Post # 1
I’m a regular poster here but don’t feel comfortable posting this question with my regular user name. Sad but true.
My man is very much against the “usual” bachelor party activities – strip clubs, drinking until you pass out, etc – so he wants to plan an alternate bachelor party. He’d like to do something like camping or go gambling with some of his buddies but not necessarily call it a bachelor party (even though every one would know that it IS in fact his bachelor party). Sounds great, right? Not so much, for me. I have a serious issue with the symbolism of bachelor parties (and bachelorette parties for that matter) and really would like him to not have one at all – whether it be camping, gambling, or (ugh) a strip club. I know this sounds unreasonable but my biggest issue is that he has said he doesn’t even feel the need to have a bachelor party. He doesn’t agree with what this type of party symbolizes either – he just wants to use the tradition as an excuse to hang out with his friends. What gives?
Post # 3
My FI is going fishing with his guy friends! I think it is a good excuse for them all to hang out with no woman there. What concerns you about the guys getting together for a little guy time?
Post # 4
I think you’re being a little over the top. What’s wrong with a guys night out? Are you one of those girls that doesn’t let him hang out with his friends without you? If so, he might just be looking for an excuse to get away and hang with the boys.

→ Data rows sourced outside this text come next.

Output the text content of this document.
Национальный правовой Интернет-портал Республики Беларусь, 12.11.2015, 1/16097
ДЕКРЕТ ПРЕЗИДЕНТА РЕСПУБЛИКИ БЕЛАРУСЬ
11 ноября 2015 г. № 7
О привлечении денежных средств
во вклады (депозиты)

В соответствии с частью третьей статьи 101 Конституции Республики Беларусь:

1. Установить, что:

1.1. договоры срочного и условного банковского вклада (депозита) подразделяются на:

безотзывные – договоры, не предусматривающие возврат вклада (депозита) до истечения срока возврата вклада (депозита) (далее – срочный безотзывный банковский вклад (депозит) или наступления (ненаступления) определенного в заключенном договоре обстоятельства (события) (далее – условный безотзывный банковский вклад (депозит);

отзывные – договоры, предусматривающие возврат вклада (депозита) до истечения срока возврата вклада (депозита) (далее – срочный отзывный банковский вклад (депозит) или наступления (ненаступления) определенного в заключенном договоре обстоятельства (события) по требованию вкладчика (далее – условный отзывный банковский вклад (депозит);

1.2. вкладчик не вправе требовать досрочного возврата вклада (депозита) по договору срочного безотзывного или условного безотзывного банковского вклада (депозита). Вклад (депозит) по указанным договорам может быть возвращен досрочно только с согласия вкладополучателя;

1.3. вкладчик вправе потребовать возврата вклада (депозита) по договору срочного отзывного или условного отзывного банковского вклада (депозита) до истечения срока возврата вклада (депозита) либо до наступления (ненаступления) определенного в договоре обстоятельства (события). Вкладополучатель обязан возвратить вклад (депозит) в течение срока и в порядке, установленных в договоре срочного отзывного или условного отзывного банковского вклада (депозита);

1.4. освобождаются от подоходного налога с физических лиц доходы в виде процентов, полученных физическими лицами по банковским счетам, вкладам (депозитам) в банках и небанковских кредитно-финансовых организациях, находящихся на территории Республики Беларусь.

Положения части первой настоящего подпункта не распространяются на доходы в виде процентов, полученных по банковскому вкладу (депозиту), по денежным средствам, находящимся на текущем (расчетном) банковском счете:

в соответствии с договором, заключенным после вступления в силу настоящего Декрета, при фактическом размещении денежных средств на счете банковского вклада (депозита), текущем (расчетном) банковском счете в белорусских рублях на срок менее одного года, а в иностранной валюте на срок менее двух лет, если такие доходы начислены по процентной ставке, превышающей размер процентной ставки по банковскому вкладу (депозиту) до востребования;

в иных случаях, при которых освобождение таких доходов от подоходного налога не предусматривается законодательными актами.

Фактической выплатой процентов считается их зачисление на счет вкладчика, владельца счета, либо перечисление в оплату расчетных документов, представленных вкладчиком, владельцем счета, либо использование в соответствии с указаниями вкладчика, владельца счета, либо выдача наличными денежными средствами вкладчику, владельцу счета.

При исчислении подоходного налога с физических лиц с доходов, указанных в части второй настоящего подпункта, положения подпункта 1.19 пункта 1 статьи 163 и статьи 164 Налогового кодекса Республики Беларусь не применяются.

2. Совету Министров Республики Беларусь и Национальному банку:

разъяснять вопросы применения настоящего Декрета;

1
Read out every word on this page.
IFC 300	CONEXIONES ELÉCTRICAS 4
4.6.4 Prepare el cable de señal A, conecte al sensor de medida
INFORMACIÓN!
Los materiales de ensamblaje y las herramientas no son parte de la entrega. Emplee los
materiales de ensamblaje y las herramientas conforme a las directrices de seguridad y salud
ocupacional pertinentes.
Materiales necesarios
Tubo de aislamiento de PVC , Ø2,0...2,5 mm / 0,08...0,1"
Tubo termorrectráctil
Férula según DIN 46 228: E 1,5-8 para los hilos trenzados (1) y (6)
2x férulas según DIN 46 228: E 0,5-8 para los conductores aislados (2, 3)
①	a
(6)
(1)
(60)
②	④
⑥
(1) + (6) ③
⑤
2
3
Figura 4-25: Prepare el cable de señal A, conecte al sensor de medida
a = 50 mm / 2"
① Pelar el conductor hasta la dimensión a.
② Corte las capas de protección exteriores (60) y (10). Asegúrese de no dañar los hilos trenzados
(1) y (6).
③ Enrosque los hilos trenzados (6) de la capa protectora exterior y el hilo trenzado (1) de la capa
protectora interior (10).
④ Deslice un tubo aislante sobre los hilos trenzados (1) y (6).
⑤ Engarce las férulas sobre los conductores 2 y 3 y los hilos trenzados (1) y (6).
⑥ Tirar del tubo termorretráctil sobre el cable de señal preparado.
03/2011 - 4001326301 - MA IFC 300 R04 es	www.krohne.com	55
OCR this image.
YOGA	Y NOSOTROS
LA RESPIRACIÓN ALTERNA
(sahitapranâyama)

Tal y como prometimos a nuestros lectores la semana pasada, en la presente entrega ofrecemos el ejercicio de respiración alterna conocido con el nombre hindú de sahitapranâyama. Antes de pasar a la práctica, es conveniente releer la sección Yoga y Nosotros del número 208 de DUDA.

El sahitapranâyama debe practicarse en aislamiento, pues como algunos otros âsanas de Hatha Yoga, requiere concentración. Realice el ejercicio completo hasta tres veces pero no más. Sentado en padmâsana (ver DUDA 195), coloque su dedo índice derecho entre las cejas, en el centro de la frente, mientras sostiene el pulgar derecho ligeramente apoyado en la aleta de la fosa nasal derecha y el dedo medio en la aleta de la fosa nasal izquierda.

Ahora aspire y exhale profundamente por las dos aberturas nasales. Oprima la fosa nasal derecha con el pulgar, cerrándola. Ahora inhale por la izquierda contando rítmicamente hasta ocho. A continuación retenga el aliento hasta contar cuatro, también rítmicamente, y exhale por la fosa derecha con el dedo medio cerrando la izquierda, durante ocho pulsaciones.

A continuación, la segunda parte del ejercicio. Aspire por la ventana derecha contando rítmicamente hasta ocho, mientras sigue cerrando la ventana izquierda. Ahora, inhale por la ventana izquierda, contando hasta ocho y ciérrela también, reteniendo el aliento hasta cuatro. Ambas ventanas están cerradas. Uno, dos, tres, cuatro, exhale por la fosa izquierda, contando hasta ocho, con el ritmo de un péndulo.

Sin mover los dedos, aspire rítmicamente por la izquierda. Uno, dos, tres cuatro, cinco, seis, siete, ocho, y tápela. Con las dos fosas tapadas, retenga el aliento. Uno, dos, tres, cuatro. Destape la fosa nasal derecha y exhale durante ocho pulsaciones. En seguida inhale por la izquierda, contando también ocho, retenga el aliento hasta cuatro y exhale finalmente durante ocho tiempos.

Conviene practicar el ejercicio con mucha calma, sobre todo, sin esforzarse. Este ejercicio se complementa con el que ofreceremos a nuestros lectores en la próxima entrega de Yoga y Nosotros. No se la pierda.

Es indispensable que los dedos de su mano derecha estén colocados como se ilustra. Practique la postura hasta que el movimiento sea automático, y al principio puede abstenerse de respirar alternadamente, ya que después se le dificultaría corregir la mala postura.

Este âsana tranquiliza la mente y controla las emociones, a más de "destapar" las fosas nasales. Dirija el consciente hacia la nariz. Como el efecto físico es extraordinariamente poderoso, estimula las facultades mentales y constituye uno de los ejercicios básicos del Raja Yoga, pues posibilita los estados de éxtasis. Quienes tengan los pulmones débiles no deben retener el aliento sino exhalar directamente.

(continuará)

Mr.mwitter80 says: “sounds clingy”
Post # 5
I also agree that you are making too big of a deal about it.
Post # 6
I usually don’t reply on bachelor party threads because they are a sensitive topic, and I don’t like to be controversial on the Bee. But, come on. This is very unreasonable. He wants to celebrate his wedding with his guy friends. We get showers and bridesmaid lunchons and all kinds of celebration for our wedding. Give him this. I am pretty sure you posted under a different name because you know this is ubsurd, unreasonable and absolutely ridiculous
Post # 7
Yeah I would let him go and just thank your lucky stars that he’s not the strip club type.
Post # 8
1) What is the “symbolism of bachelor parties” that you don’t like?
2) You say, “he just wants to use the tradition as an excuse to hang out with his friends.” Is he not normally allowed to hang out with just his friends?
Post # 9
I’m not concerned with him getting together w/ his friends… I actually love when he does because I get ME time! It’s the symbolism behind it… Meaning, “Game over” – better have one last go at it before you lose all of your freedom!
Post # 10
Then don’t call it a bachelor party, call it hanging out with his friends. He’s allowed nights out with his friends right? Sounds like he already has a great attitude about it and is not doing anything to disrespect you.
Post # 11
Why is it so horrible for him to celebrate this huge life step with his best friends camping? The symbolism is what you make it, if you don’t want to buy into social sterotypes, don’t. Not going to a strip club basically means that you’ve gone against the grain and already erased the negative connotation from the event. Anything beyond that, and I think you’re being unreasonable.
Who doesn’t enjoy a great night or weekend with friends? And what are you possibly gaining by telling someone you love and want to be happy that they can not have such a good time?
@mwitter80: I agree with Mr. mwitter80!
Post # 12
I don’t see what’s wrong with him going on a camping trip or having a clean weekend with his friends. Just call it a guys weekend if the bachelor party title upsets you. its good for him to get together with his friends and same for you and the girls. Maybe you can plan something with your friends for the same weekend.
Post # 13
Could you eleborate on what bothers you about the idea of bachelor or bachlorette parties? What is the symbolism that you don’t like?
Post # 14
@honestadvice: so he’s not doing a typical “bachelor party” event right? And he’s not calling it a “bachelor party” right? I don’t see the problem. He’s planning a guys night out to do activities you don’t disapprove of. I think you’re creating drama where there is no problem.
Post # 15
Everyone – guy or girl – should be allowed some same-sex hang out time. It does not have to symbolize anything bad. It sounds like your FI just wants to do a casual man-trip with his friends and I do not think there is anything wrong with that. Would you want him telling you not to have a girls night/weekend? Maybe you should stop looking at it in terms of the “bachelor party” and just look at it as a weekend away with friends.
Post # 16
@honestadvice: If your Fiance doesn’t view it as “Game Over” than that is not the meaning behind the evening. We are all allowed to have our own beliefs and reasons for doing things. Just because the sterotype says “game over” is the meaning, doesn’t mean that has to be the actual meaning. I think you need to open yourself up to ideas beyond what the norms are.